Here, again, console companies pointed a way forward. The same Bundling/Unbundling process was also evident in a landmark game like Grand Theft Auto 3, he said, which gathered gameplay loops that had previously formed the basis of entire franchises into a single, cohesive experience - "like five games in one," Sheppard said. The rise of mobile games following the launch of the iPhone had the opposite effect, resulting in complete products based on solitary gameplay loops.
This is the big opportunity in mobile games now, Sheppard says, and it's what Gree International is aiming for with its new game; not making GTA for smartphones, exactly, but a product that bottles lightning in a similar way to Rockstar all those years ago. "It's super painful, because the fidelity of each loop is so different," Sheppard said in his talk. "At one level it's isometric and at another level it's first-person. We're relying heavily on storytelling to project quality on that universe and make people want to spend time there."

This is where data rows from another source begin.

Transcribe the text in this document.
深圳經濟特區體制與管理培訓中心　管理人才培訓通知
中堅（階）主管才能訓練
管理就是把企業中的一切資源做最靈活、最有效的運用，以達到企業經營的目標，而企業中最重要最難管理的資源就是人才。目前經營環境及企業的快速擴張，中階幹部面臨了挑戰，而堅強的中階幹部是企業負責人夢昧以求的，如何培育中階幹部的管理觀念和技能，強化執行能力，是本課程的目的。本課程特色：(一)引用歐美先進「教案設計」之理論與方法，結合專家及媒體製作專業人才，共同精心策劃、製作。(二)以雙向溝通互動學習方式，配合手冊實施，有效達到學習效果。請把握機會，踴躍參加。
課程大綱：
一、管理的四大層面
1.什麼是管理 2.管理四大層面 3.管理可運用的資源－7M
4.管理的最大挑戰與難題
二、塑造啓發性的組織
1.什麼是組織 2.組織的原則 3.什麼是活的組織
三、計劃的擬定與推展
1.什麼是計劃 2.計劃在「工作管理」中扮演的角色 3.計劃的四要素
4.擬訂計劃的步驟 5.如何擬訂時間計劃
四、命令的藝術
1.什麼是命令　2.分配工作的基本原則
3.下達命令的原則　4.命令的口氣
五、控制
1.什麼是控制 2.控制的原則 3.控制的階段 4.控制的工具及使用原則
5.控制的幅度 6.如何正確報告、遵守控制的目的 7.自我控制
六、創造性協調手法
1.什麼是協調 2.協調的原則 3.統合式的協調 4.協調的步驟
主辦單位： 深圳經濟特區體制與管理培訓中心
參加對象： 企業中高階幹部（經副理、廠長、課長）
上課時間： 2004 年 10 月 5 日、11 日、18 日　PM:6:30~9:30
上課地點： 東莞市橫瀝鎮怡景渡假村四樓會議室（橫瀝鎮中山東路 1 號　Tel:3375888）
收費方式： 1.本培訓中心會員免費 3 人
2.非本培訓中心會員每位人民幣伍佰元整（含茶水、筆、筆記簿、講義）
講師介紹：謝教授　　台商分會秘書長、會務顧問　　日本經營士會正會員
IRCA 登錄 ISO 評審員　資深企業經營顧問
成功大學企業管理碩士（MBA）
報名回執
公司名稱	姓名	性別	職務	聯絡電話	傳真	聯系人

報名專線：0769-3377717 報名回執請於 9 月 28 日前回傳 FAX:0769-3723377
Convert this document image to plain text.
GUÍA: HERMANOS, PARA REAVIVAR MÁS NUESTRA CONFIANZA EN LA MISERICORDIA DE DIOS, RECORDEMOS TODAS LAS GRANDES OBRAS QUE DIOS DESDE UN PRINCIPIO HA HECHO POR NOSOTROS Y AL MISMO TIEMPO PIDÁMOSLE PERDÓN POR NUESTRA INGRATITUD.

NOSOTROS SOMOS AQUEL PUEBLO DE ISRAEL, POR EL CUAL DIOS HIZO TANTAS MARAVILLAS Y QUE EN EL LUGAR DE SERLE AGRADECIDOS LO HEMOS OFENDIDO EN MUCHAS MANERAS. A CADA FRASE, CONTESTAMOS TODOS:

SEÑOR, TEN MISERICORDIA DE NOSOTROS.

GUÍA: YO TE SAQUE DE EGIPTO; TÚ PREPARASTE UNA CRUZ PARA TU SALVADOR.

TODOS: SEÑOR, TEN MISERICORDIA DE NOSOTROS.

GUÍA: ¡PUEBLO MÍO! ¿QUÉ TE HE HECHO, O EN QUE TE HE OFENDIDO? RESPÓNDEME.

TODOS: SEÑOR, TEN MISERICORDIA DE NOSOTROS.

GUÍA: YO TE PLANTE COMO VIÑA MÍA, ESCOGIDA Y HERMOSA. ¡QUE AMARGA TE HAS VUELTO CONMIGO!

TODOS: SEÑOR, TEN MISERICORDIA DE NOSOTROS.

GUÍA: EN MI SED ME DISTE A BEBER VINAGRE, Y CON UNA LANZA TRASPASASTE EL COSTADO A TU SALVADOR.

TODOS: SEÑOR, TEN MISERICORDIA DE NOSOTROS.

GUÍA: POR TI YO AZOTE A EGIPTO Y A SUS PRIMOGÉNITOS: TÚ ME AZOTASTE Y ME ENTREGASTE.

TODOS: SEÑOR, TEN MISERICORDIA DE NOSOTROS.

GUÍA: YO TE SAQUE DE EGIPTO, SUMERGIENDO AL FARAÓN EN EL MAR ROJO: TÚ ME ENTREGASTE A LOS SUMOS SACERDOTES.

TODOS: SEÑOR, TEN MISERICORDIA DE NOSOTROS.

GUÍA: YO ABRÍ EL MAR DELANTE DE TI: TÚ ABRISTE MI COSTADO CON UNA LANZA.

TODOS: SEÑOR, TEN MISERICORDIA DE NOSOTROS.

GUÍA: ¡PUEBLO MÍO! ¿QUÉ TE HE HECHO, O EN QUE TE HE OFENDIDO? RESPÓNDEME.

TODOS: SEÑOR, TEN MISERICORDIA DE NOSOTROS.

An example of the same idea already exists in the casual market, Sheppard says, in the form of Playrix' Gardenscapes, which combined match-3, simulation and storytelling mechanics to become the breakout original IP in mobile last year. According to data presented by Sheppard, Gardenscapes grew from $30 million and 20 million installs in 2015, to $180 million and 100 million installs last year. The console and PC markets followed the same path, Sheppard said, and it's what the mobile market now demands - "it's a logical response to having 300 apps on your phone."
"I think we're maybe a year ahead of a lot of people in non-casual games," he says. "Playrix is ahead [overall], though, and with the fidelity being lower they can get to market faster. Nobody else is doing this, and they're doing it so well... That's what we aim to do with midcore.
"The market is mature, and the definition of innovation changes with maturity. It's more about synthesis and fidelity. I think that, for people who've only worked in mobile or only worked in web, now is the time to go back. Talk to your forebears in console and PC, and learn."